If you had a doubt as to the true alignment of your representatives when it comes to childhood obesity, last week Congress showed that all you need to do is follow the money trail. Lobbies representing the biggest food advertisers have gotten to our elected officials and convinced them that marketing Apple Jacks to children is just fine.
Because a cereal that is 40% sugar by weight is a healthy way for little Sally to start the day. And a cereal with hyperactivity triggering artificial dyes is a wonderful way for little Johnny to get in the groove on a school day.
Here’s the story:
Two years ago, Congress asked 4 agencies to review the marketing practices of the food industry when it comes to children, and to provide recommendations. The interagency working group (IWG), comprised of members from the FTC, FDA, USDA, and CDC sat diligently and came up with a set of proposed principles that would not be written into law, rather VOLUNTARILY accepted by the food industry.
Food marketers were very upset, and demanded changes to the proposals. So a few months ago, unwillingly, the IWG weakened these voluntary guidelines.

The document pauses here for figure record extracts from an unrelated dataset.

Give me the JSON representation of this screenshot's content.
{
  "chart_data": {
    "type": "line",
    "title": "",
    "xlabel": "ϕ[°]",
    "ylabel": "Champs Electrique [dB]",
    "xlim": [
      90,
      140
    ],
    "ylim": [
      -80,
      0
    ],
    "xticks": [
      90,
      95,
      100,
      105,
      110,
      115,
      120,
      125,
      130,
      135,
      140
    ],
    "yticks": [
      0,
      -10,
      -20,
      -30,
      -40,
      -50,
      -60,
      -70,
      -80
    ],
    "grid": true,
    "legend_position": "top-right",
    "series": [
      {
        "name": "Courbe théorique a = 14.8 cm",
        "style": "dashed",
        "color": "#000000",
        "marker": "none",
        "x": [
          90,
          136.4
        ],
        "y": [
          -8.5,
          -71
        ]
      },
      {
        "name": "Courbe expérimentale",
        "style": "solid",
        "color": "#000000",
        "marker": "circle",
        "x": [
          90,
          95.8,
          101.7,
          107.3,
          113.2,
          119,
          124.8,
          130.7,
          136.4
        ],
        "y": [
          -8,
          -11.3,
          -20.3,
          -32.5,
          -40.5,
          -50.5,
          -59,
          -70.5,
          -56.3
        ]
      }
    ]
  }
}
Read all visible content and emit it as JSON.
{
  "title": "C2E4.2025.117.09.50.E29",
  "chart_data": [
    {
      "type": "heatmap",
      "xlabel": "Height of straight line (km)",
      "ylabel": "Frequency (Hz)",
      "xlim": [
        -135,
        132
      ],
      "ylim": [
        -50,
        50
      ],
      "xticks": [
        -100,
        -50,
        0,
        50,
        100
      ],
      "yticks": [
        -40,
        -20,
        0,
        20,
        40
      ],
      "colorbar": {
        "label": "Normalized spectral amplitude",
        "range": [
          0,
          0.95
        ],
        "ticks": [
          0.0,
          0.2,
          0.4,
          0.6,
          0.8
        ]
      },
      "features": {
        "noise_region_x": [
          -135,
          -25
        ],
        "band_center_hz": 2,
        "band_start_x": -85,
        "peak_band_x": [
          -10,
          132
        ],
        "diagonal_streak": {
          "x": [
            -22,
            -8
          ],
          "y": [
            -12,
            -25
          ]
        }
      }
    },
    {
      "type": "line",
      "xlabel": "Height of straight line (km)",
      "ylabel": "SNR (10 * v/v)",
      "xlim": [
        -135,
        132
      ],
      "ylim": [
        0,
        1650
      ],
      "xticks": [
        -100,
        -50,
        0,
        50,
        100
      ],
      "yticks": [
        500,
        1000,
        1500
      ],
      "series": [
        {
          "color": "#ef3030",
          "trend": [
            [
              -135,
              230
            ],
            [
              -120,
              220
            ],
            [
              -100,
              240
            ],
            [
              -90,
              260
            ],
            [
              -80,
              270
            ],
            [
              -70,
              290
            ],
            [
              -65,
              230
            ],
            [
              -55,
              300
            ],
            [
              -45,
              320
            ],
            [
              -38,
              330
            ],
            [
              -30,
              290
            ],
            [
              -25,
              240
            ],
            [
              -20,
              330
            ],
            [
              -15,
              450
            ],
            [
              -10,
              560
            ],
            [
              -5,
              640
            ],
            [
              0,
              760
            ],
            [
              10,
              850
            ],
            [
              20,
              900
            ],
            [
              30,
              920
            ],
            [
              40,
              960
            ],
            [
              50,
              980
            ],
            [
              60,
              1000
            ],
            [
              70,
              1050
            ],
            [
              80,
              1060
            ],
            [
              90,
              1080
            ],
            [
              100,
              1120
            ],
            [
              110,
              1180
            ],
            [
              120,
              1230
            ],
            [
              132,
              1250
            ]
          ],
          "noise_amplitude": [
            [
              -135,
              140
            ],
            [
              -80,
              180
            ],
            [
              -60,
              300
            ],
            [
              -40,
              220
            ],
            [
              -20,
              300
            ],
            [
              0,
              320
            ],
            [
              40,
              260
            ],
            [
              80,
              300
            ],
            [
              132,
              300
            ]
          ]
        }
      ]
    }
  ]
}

But that was still not good enough. Last week, Congress shot down the proposals through the use of some lame “cost benefit analysis” rule:
What’s the cost benefit analysis? Well, if the voluntary guidelines were to be adopted, billions of dollars in advertising would not be spent, and even more billions in revenue would not be made. But kids would consume less crap. That sounds like a great idea for America’s children. But it’s “bad for business”.
Expect a 2012 filled with junk food commercials planted in our kids’ brains, and then later in their stomachs. Sigh.